Follow-up report to the Standing Committee on the Canadian Environmental Protection Act: chapter 6
6 Government operations and federal and Aboriginal land
In Canada, environmental protection is generally provided by a mix of federal and provincial/territorial laws. However, under the Constitution of Canada, provincial environmental laws do not necessarily apply to government operations and federal land (the federal house) and on some aboriginal lands. This creates an environmental protection regulatory gap for matters that are otherwise covered under provincial and municipal laws, such as regulations and permit systems to address emissions, effluents, waste handling, facility permitting, and source water protection.
Part 9 of CEPA provides broad regulatory authorities to help address environmental protection for the federal house and on aboriginal lands. “Aboriginal land” is specifically defined in CEPA as reserve lands and certain lands under land claim or self-government agreements, if the land title remains with the Crown. Any regulations made under part 9 must apply to all federal departments, boards, agencies, works and undertakings, and Crown corporations, as well as on federal and aboriginal lands and the activities on those lands. There are currently two regulations under part 9, regulating petroleum storage tanks and halocarbons on federal and aboriginal lands.
In addition to part 9 of CEPA, other legislative tools are available which may help to address some aspects of environmental protection on First Nations reserve lands. For example, the Wastewater Systems Effluent Regulations made under the Fisheries Act in 2012 apply to the wastewater systems of over 200 First Nations. In addition, the First Nations Commercial and Industrial Development Act enables project-specific environmental protection regulations, at the request of a First Nations wishing to pursue a large-scale commercial or industrial project on reserve. The Safe Drinking Water for First Nations Act authorizes the development of federal regulations governing the provision of drinking water, water quality standards, and the disposal of waste water in First Nations communities. No regulations have been made under that act to date. The First Nations Land Management Act also provides participating First Nations with certain authorities for land management and environmental protection. As the committee observed, despite these tools, there remains a substantial gap in the level of environmental protection on First Nations reserve lands compared to provincial and private lands.
In its report, the committee recommended amending CEPA “[…] to provide for a legislated framework and a promulgated regulatory regime on federal lands” (recommendation 76, sub-bullet 1), that “[…] the government develop specific objectives, guidelines and codes of practice on federal lands excepting aboriginal lands” (recommendation 76, sub-bullet 2), and that “[…] the federal government initiate consultations with Indigenous peoples on the development of specific objectives, guidelines and codes of practice on aboriginal lands and promulgate a regulatory regime” (recommendation 76, sub-bullet 3).
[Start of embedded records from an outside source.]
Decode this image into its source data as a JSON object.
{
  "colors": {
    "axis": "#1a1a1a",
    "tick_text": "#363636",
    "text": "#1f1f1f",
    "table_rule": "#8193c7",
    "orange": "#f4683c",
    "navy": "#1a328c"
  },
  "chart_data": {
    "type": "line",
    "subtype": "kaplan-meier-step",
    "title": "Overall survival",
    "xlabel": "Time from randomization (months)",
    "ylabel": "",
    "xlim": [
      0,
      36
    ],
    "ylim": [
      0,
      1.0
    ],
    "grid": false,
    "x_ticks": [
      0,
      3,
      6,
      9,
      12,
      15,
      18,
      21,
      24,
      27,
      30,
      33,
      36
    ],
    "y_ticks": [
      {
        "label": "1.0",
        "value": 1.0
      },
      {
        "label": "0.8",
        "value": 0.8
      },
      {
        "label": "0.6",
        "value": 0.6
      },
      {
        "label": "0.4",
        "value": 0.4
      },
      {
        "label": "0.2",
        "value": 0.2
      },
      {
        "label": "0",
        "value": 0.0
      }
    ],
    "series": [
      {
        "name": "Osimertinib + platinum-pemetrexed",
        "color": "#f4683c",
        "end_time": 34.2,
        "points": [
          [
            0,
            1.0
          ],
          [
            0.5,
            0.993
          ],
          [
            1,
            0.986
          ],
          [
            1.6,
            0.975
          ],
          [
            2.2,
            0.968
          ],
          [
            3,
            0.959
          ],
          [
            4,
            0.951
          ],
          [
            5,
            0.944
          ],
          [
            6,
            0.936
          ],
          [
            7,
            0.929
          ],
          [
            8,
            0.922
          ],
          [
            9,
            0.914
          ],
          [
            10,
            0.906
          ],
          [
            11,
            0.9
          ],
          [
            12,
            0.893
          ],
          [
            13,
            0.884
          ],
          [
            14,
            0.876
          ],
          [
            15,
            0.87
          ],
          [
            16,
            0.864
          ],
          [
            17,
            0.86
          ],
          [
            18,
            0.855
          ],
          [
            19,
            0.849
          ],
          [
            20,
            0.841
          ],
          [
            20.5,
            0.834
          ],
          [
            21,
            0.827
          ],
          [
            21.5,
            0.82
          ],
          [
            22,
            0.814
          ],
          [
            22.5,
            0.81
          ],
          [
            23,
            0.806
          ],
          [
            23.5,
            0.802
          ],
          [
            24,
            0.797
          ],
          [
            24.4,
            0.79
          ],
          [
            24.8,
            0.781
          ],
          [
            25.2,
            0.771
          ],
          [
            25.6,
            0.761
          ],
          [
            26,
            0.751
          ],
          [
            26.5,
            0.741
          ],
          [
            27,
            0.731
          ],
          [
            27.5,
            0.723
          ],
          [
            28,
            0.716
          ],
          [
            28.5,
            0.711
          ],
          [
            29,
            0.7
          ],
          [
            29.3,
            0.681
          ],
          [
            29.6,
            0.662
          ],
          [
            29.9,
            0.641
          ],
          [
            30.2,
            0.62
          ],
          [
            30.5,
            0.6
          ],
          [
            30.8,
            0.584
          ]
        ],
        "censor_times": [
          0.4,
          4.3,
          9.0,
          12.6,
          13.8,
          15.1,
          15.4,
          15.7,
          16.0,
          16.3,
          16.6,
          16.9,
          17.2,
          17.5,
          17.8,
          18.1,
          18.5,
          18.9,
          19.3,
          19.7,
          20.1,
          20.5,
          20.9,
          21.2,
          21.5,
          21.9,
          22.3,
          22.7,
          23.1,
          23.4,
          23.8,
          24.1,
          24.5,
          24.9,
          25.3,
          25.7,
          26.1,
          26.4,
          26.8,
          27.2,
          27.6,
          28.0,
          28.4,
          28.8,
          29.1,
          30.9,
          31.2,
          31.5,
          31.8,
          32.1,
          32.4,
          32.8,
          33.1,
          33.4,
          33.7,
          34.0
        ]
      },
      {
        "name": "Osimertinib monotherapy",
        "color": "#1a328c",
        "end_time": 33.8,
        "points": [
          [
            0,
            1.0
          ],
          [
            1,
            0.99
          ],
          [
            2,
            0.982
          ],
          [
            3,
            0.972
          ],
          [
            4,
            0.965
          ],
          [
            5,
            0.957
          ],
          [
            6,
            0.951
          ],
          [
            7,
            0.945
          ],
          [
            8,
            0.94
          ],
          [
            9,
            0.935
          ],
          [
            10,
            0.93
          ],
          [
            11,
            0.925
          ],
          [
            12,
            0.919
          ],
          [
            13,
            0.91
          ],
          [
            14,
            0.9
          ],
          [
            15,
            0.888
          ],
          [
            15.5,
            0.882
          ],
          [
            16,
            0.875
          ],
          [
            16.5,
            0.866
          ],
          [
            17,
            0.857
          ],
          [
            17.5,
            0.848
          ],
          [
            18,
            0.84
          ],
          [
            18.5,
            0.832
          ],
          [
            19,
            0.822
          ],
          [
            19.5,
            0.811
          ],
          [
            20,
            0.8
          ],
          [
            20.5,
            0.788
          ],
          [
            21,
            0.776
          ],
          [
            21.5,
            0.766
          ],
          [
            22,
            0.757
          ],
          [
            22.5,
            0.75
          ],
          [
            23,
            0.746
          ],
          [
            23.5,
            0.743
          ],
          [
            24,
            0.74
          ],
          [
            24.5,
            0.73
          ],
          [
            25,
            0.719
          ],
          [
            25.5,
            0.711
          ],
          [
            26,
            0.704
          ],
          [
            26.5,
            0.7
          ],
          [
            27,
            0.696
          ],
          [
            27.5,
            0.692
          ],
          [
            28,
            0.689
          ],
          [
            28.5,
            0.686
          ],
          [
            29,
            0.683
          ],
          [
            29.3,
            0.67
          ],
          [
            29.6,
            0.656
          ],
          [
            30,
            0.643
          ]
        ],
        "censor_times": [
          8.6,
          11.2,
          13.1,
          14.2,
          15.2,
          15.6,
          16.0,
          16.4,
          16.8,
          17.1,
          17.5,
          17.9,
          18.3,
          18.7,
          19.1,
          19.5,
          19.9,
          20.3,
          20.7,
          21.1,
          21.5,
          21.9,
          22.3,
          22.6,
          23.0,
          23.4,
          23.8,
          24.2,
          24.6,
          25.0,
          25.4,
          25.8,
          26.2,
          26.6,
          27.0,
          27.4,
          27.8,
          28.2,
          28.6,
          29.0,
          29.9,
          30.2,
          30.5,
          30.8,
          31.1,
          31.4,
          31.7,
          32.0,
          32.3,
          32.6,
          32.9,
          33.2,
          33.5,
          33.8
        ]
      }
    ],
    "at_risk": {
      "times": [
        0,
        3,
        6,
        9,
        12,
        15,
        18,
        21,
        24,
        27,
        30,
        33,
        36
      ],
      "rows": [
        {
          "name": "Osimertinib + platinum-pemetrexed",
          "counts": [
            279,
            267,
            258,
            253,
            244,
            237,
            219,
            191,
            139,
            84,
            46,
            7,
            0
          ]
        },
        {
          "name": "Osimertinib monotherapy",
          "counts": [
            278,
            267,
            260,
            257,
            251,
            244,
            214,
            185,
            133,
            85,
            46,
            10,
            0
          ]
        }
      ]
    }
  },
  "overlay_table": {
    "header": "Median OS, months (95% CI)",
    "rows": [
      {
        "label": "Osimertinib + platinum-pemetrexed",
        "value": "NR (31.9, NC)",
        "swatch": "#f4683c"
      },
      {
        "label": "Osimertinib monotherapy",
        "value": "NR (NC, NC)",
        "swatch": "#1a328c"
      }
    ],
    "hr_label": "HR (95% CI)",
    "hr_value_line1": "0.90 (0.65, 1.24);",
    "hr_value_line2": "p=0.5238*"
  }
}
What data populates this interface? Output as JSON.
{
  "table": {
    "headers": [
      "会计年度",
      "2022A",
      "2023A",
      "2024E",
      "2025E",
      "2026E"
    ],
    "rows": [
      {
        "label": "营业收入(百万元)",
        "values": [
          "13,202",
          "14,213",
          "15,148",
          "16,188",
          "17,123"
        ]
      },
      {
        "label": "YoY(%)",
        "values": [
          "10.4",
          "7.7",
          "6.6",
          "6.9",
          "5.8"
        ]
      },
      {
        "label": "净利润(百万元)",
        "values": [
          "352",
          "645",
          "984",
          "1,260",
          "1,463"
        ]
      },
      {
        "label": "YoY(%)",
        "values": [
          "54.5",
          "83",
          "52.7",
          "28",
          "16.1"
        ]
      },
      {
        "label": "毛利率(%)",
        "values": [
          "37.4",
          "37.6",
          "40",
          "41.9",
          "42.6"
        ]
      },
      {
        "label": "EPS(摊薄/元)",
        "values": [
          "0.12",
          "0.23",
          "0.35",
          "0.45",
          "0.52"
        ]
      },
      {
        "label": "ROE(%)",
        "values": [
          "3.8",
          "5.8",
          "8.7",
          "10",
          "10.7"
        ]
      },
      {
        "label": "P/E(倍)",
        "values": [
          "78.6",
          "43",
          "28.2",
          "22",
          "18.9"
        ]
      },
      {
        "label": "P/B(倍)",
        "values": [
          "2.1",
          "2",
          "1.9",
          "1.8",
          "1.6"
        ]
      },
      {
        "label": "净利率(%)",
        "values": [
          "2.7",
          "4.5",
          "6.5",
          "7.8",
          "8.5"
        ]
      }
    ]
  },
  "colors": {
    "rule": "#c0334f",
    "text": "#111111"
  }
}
The government commits to further engagement on a whole-of-government approach to addressing the environmental protection regulatory gap on federal lands with a focus First Nations reserve lands. The government recognizes that engagement with Indigenous communities, particularly with First Nations communities, is essential to determine the most appropriate path forward. The government is committed to working collaboratively with First Nations, on a nation-to-nation and recognition of rights basis, to explore options to address the environmental protection regulatory gap on reserve lands. This commitment is consistent with the Recognition and Implementation of Rights Framework as well as Canada’s endorsement of the United Nations Declaration on the Rights of Indigenous Peoples.
Preliminary informal feedback from First Nations individuals suggests that a range of options should be considered to address aspects of this gap. As part of the engagement process, the government may consider potential amendments to CEPA, including those suggested in section 7.1 of the discussion paper, which could make part 9 a more flexible and robust tool to help address the environmental protection regulatory gap for the federal house in general, and on First Nations reserve lands in particular.
For any regulatory regime on reserve lands to be effective, the technical and financial capacity of First Nations to implement and enforce such a regime in their communities must also be addressed. Proceeding with any regulatory regime, without ensuring adequate capacity to satisfy the regulatory requirements, may do little to meaningfully address the gap. In this respect, a comprehensive regulatory and policy approach, which considers the full range of relevant issues, will be explored.
As stated above, the committee also recommended taking action on federal lands. In order to develop regulations that focus only on federal government lands and property, a legislative amendment would be required to decouple federal lands from aboriginal lands under part 9 of CEPA. The government recognizes the importance of action on government lands and properties and has taken action towards transitioning to low-carbon and climate resilient operations, as outlined in the Greening Government Strategy).
The committee also made several other recommendations that reference Indigenous Peoples. These recommendations are addressed in the “cooperation with Indigenous governments” section of chapter 8 of this report.
Given the importance of ensuring that First Nations are fully engaged in the development of appropriate solutions within the context of a nation-to-nation relationship and the recognition of rights, the government commits to returning to the committee once engagement has taken place with a path forward on addressing the environmental protection regulatory gap on First Nations reserve lands, including possible improvements to authorities in CEPA that may be used to enhance environmental protection on First Nations reserve lands.